Thanks to a chat with my fellow designer Joen a few weeks ago, I was finally able to identify two fundamental mental models that drive the design of such tools.
- Block-Top — the block top approach is where the page layout comes first, and things are added as blocks inside the layout. One of such blocks is a text block, and there the content exists. Blocks first, then text.
Examples: Customizer, site builders in general, Google Sites, Keynote, InDesign, …
- Text-Top — the text top approach is where the page is conceived as a flow of text, and blocks are added inside the same flow of text. The cursor (caret) is the insertion point. Text first, then blocks.
Examples: WP Editor, Medium, Pages, Word, HTML, …
These mental models turn out to be incredibly useful in clarifying many things:
- The WordPress Editor is a text-top UI, as such blocks there are better built as in-flow. An excellent example of such blocks are images.
- WordPress Customizer is a block-top UI, as blocks are placed and text is edited within blocks.
- Mixing the two is not much advised, as it would mix two very different mental models. Notably many site builders tend to mix things instead, which IMHO it’s why they get so complicated.
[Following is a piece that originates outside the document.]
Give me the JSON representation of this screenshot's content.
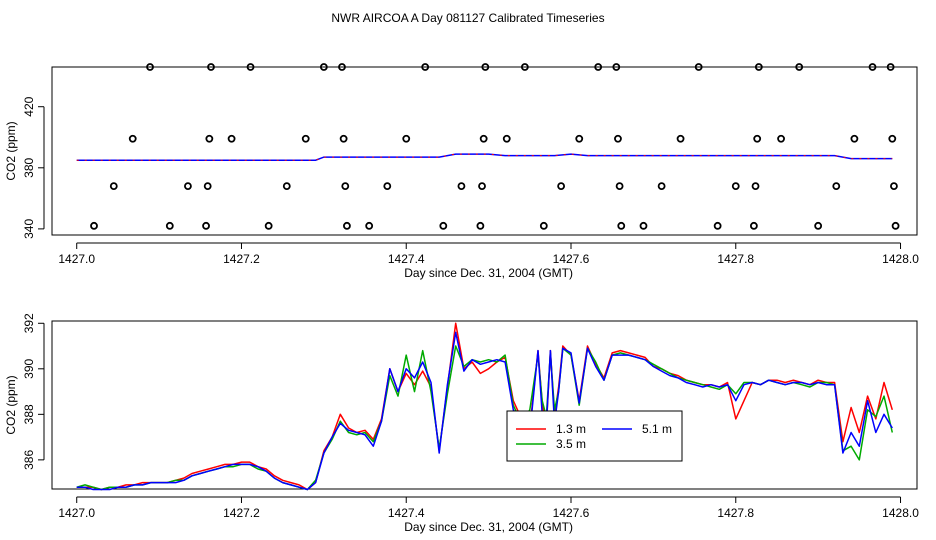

- The two approaches can exist in the same software (Editor, Customizer) but they need to be different views and satisfy very specific user goals (i.e. the editor is very useful for editorial flows).
- Managing the cursor (position, selection, highlight) in a text-top UI can be challenging when dealing with blocks as they need to be considered seamlessly part of the text flow. As such, they shouldn’t present “blocks” to a user moving around with the keyboard.
- There’s no clear “winner”, it’s just a choice of which pros and cons are more appealing for the software. See the examples above of commercial products in both fields.
An extra interesting idea raised by Joen: the site builder view (block-top) could create pages and edit content, but then there could be an editor view (text-top) that maps all the text blocks to areas, and creates a rich, powerful experience for more complicated and editorial flows (think businesses, editorial flows, collaborative writing, immersive writing, isolation mode, etc). This is an edge case of course for more complex interactions, but it’s a solid possibility that can be explored.
Thanks to Joen Asmussen, Mel Choyce and Tammie Lister as the instigators of this discussion, and the people that provided a lot of thinking during the past months.